Le gouvernement chinois a bien compris l’enjeu, qui est de réduire sa dépendance vis-à-vis des Etats-Unis et de l’Europe pour la recherche de base, et l’intérêt qu’a une grande nation à assurer elle-même le continuum complet de la chaîne recherche-développement-production-commercialisation, de A à Z. Il est évidemment délicat pour nous de voir se créer ce nouvel échelon de la recherche amont en Chine. Mais en même temps, si les chinois jouent bien le jeu — et c’est dans ce sens que cela semble se diriger —, il s’agira là d’un apport important à l’effort collectif mondial en vue de l’accroissement de la connaissance. Par ailleurs, c’est ce développement de la recherche fondamentale qui va, c’est certain, faire évoluer en Chine le respect de la propriété intellectuelle. La nécessité de défendre celle des chercheurs chinois élargira cette compréhension aux recherches accomplies à l’étranger et ceci se sent déjà dans le discours officiel.

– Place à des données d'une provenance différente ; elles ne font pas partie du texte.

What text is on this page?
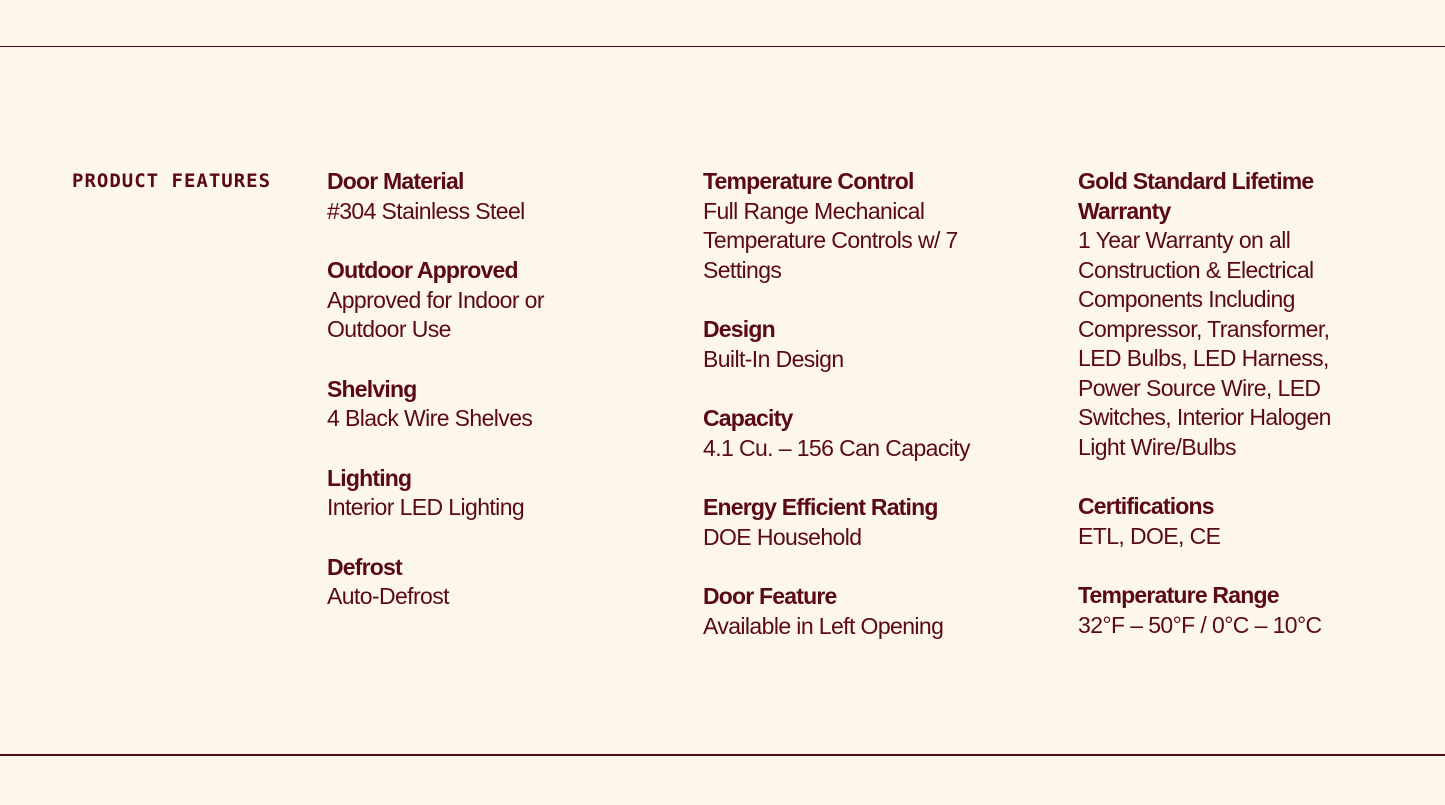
PRODUCT FEATURES Door Material
#304 Stainless Steel
Outdoor Approved
Approved for Indoor or Outdoor Use
Shelving
4 Black Wire Shelves
Lighting
Interior LED Lighting
Defrost
Auto-Defrost
Temperature Control
Full Range Mechanical Temperature Controls w/ 7 Settings
Design
Built-In Design
Capacity
4.1 Cu. – 156 Can Capacity
Energy Efficient Rating
DOE Household
Door Feature
Available in Left Opening
Gold Standard Lifetime Warranty
1 Year Warranty on all Construction & Electrical Components Including Compressor, Transformer, LED Bulbs, LED Harness, Power Source Wire, LED Switches, Interior Halogen Light Wire/Bulbs
Certifications
ETL, DOE, CE
Temperature Range
32°F – 50°F / 0°C – 10°C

Le gouvernement chinois a lancé un effort énorme de soutien de ses meilleures universités et un programme extrêmement solide d’incitation au retour au pays pour ses chercheurs émigrés. Certes, cet effort ne porte encore que sur les meilleures universités, celles du « top 50″ chinois, mais le ton est donné et la propagation de cette qualité est attendue ailleurs, ce n’est plus qu’une question de temps. Si cette évolution spectaculaire ne touche encore que des domaines particuliers et n’est guère sensible dans des matières telles que le droit ou la sociologie, nul ne s’en étonnera, mais on doit s’attendre à une transformation générale dans les années qui viennent, surtout si nous faisons l’effort d’interagir avec eux dans les domaines les plus variés.

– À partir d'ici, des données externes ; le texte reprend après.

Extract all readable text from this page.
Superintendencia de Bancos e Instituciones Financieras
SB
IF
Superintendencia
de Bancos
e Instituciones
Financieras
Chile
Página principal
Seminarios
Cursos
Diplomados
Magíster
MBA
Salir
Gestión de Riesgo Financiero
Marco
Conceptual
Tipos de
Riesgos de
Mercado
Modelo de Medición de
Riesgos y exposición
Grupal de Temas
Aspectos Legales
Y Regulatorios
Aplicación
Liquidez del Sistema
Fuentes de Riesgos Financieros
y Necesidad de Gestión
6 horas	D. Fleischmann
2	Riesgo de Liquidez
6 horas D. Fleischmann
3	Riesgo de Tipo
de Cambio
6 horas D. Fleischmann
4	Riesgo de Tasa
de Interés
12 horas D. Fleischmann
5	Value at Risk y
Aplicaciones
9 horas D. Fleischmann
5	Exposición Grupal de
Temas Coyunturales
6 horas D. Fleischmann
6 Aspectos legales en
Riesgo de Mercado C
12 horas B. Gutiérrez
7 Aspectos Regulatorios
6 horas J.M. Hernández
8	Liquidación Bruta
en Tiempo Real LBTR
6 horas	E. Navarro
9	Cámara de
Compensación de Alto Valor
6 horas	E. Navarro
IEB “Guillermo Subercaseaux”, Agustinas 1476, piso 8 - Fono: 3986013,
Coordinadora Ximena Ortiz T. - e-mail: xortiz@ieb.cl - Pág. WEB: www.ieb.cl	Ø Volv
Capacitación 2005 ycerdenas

L’accès à ces universités de pointe est, comme le dénonce la FEF, réservé à certains. La Chine compte plus de 1.500 universités — le concept inclus ce que nous appelons les hautes écoles — et 20 millions d’étudiants… ce qui reste peu : 1,5 % de la population contre 4 % environ chez nous. Ce n’est donc pas le modèle chinois de démocratisation des études que notre mission allait examiner et ce n’est pas en Chine que nous trouverons l’inspiration à ce sujet, bien évidemment. Tout ce qu’on peut en tirer comme conclusion, c’est que nous sommes très en avance en matière d’accès à l’enseignement supérieur.

Converger par le dialogue

Mais ce que nous devons retenir, c’est que, quoi qu’on pense du régime chinois, de ses ambiguïtés, de ses paradoxes et de ses anachronismes, de son autoritarisme, de son « pragmatisme », de son respect des droits de l’homme et des libertés fondamentales, ce pays est en pleine évolution et que, dans son effort d’accéder au savoir, il fait converger ses idéaux universitaires vers les nôtres, à terme. C’est bien notre modèle occidental de la recherche et de l’enseignement qui est le sien.

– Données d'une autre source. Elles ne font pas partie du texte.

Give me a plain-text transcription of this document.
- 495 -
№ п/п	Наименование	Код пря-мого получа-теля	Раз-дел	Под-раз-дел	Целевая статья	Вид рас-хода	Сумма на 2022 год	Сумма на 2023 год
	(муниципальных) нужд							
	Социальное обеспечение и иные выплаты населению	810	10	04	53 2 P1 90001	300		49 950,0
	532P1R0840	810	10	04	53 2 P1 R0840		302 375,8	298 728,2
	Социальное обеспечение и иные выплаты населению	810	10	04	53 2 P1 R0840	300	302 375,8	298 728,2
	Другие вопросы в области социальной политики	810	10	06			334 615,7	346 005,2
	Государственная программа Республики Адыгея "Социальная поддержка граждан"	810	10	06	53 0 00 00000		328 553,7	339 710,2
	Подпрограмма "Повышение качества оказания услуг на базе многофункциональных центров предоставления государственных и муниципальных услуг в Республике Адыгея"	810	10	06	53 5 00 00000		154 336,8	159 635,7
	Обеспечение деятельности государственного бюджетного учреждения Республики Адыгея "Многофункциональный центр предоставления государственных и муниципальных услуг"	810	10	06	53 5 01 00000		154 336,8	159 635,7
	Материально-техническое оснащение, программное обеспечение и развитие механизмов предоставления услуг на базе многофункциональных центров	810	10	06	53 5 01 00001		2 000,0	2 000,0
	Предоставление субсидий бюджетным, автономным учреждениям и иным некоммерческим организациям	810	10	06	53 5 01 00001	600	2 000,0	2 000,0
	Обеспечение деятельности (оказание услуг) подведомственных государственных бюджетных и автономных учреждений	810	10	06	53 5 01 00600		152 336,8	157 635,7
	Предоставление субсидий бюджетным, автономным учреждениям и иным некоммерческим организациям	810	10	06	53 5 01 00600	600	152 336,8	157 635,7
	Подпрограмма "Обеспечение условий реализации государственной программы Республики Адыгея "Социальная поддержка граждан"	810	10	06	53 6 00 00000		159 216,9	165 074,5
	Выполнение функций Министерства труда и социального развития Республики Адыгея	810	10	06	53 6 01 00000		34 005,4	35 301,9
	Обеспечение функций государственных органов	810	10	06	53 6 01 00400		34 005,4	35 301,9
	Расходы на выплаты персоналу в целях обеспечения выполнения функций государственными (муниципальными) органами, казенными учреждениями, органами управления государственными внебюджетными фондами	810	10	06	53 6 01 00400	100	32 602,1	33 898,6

Cette perspective est réconfortante pour nous, mais elle ne se vérifiera dans le futur que dans la mesure où nous saurons accueillir chez nous des étudiants chinois (triés, bien sûr, en fonction de leurs capacités à suivre un enseignement supérieur chez nous : une des démarches que nous avons accomplies à Pékin, outre celle de veiller à ce qu’ils disposent de bourses décentes). Et dans la mesure où nous convaincrons quelques uns de nos étudiants à se rendre en Chine, en particulier en post-doctorat.

Ni l’ignorance ni le boycott ne rapprocheront la Chine de nos valeurs morales et humaines, seuls un dialogue, une meilleure connaissance des uns par les autres et un effort commun de compréhension pourront y parvenir. C’est pour cela que des missions comme celle que nous venons d’accomplir apportent leur toute petite pierre à l’édifice d’une tolérance et d’une compréhension mutuelles, sur une planète où la coexistence pacifique et la coopération constructive finiront par prévaloir.